Paying tribute to an expansive musical career.
Stielper, a Cash historian, artfully assembles the prolific singer’s decorated career through the songwriting that established him as an iconic force in country music. Fronting the book is an introduction from Cash’s son, John Carter Cash, who fondly reflects on his father’s legacy as an artist best known for his distinctive singing voice, but, noting that poetry and song were his lifeblood, “it was what that voice said” that had a lasting impact. John Carter shares obscure details about his father, including how, despite being functionally blind during the final few months of his life, he was still recording music 10 days before his death in 2003. Curating nearly 600 compositions, Stielper scoured Cash’s various homes to source material from diaries, notepads, and scrap-paper scribblings found in coat pockets, on tree bark, and even inside the singer’s tall black boots.
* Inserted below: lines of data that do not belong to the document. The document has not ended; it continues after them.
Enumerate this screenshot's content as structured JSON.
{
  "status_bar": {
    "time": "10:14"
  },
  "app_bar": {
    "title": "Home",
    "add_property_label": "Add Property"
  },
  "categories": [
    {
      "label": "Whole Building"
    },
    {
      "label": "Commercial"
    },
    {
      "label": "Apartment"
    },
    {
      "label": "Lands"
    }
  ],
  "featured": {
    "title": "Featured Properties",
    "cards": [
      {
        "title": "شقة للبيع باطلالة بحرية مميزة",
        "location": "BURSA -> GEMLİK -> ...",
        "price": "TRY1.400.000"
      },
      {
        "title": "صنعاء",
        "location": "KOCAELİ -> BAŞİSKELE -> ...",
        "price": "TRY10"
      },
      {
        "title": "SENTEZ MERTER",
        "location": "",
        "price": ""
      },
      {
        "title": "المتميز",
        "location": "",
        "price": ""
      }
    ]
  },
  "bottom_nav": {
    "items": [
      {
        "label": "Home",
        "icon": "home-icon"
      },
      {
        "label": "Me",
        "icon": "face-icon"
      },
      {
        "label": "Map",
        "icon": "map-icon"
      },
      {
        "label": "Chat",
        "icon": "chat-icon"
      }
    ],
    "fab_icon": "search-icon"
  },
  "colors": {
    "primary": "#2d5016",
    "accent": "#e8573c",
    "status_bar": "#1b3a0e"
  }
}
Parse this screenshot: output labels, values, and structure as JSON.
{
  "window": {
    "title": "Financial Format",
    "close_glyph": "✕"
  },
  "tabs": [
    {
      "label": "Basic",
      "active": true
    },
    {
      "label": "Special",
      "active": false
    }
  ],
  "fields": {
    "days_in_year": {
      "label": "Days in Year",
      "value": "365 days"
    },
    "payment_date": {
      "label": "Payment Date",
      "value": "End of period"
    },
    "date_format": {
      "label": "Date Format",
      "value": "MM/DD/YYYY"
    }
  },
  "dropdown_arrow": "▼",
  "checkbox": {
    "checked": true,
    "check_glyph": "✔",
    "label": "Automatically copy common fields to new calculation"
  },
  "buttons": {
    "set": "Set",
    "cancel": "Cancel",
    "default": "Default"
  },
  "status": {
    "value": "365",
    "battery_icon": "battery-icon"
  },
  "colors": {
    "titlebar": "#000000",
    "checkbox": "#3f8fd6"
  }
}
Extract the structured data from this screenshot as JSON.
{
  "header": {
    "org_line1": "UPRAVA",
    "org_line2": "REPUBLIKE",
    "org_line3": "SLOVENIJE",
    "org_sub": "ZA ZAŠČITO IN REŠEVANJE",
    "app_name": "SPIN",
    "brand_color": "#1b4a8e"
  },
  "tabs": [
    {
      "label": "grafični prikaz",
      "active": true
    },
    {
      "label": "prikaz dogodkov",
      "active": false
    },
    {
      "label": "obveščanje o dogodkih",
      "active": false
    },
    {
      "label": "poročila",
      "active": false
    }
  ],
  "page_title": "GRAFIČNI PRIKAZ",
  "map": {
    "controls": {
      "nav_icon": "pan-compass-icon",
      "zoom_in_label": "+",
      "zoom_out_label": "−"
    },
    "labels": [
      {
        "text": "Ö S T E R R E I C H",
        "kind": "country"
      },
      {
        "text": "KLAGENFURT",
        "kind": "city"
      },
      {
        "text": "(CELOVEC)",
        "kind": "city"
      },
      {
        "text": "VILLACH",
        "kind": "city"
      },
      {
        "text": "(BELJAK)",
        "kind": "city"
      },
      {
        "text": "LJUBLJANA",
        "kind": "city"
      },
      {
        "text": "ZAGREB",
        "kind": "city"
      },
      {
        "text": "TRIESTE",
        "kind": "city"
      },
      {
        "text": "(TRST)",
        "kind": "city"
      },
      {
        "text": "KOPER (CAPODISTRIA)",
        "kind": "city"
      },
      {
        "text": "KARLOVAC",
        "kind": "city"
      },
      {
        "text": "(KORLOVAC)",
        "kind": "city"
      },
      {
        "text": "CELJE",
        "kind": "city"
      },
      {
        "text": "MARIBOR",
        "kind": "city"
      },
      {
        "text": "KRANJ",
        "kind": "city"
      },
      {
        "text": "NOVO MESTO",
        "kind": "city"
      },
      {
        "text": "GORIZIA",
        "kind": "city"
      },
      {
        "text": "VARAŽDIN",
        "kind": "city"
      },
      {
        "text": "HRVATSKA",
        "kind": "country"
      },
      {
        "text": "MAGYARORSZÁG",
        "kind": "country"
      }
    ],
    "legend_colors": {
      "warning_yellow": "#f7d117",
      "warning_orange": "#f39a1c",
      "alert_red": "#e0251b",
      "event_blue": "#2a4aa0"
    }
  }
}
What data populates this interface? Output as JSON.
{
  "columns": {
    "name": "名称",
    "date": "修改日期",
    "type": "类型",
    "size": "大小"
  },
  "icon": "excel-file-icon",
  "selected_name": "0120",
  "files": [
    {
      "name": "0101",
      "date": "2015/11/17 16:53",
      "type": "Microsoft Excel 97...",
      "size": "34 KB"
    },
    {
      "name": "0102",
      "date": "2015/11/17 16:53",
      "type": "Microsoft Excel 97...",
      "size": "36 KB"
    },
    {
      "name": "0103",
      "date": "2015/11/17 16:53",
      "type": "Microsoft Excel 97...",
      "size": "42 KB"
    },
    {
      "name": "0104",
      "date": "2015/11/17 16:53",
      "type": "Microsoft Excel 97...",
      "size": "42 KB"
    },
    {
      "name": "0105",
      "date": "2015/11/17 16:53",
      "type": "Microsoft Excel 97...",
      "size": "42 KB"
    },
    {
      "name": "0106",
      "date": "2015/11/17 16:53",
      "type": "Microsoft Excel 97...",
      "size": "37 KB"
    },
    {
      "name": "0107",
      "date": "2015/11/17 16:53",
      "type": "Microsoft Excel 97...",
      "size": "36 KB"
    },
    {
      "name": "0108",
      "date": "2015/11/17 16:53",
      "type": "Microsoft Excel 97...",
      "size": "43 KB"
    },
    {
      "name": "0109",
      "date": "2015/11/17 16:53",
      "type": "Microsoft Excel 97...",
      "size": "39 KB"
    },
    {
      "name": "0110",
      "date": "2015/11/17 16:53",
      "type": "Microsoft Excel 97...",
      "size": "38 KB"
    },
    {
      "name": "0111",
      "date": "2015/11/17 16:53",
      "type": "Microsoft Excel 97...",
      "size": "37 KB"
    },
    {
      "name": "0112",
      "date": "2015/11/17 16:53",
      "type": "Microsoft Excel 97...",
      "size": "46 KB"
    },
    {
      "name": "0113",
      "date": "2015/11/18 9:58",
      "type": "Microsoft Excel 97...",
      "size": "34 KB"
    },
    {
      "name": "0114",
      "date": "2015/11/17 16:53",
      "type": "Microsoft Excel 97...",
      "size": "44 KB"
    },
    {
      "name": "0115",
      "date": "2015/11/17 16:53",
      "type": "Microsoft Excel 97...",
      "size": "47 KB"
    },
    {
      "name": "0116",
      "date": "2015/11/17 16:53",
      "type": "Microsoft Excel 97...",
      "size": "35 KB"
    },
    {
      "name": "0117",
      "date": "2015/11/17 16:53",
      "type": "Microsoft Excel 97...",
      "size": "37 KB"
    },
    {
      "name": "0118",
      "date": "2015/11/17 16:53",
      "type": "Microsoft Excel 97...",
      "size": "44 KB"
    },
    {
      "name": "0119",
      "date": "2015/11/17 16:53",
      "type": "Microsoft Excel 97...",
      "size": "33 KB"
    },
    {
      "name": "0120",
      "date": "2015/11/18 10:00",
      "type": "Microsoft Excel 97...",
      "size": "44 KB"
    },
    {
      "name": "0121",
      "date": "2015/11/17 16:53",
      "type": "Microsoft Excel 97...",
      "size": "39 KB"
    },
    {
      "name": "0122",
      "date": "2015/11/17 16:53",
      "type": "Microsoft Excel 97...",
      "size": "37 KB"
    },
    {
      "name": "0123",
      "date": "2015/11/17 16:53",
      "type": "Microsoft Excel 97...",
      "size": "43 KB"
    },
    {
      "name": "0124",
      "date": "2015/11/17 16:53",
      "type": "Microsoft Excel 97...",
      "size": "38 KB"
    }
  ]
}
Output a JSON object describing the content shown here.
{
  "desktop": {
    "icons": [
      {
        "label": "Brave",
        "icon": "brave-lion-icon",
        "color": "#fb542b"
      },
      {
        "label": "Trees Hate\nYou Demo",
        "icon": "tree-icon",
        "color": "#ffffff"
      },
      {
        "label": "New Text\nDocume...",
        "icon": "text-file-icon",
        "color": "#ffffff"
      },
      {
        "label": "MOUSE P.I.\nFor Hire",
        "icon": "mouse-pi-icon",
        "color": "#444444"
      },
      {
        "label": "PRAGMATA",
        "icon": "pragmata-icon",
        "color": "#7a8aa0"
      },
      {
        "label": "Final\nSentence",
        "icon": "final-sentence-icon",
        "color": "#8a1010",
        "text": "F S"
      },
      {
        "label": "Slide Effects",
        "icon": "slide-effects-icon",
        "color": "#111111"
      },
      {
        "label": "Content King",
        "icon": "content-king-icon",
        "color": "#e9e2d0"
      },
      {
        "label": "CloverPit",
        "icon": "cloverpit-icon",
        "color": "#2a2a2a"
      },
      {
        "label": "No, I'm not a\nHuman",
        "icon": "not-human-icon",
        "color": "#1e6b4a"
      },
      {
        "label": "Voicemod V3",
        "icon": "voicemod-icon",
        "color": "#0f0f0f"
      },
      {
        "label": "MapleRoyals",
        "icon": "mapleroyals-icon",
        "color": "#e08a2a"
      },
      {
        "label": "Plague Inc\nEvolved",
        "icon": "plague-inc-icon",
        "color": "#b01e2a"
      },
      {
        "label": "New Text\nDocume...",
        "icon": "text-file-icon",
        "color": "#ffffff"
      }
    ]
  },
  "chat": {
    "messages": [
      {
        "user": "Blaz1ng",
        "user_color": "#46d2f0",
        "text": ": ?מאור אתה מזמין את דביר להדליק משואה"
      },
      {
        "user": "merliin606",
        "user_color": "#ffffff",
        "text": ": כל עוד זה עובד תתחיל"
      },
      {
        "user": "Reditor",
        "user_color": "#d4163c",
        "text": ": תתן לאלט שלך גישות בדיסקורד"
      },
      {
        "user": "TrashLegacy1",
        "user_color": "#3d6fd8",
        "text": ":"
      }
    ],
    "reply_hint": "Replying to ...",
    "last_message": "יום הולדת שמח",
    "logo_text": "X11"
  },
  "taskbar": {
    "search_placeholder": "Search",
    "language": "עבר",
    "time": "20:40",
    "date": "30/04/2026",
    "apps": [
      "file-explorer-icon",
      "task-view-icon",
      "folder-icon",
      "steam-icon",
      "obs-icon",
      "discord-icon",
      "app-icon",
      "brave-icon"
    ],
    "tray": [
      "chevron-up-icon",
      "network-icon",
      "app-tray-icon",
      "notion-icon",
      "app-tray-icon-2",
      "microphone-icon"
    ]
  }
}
Alongside Cash’s career evolution, the author fortifies the singer’s oeuvre with insightful essays noting how the unique eras and events occurring throughout Cash’s life defined his creative process and his music. The book begins in the 1940s with his first recordings and notes how his hardscrabble south-central Arkansas roots had an immense impact on his future songwriting and his worldview. Cash, who sang as a “way to get what was in my head out,” would emerge as an instant standout with music labels for his composing virtuosity. Early hits included “Cry Cry Cry,” “Hey, Porter!,” “Folsom Prison Blues,” and the iconic “I Walk the Line,” followed by peak success years from the 1960s through the 1980s. In this trove of song lyrics, Cash lore, images, and poetry, Stielper returns the Man in Black to center stage and crafts a posthumous legacy befitting a legend. For both newcomers and diehard fans, this anthology is an opportunity to experience, in the words of Cash’s son, “the very essence of his soul.”
A comprehensive, must-have collector’s item for Cash completists.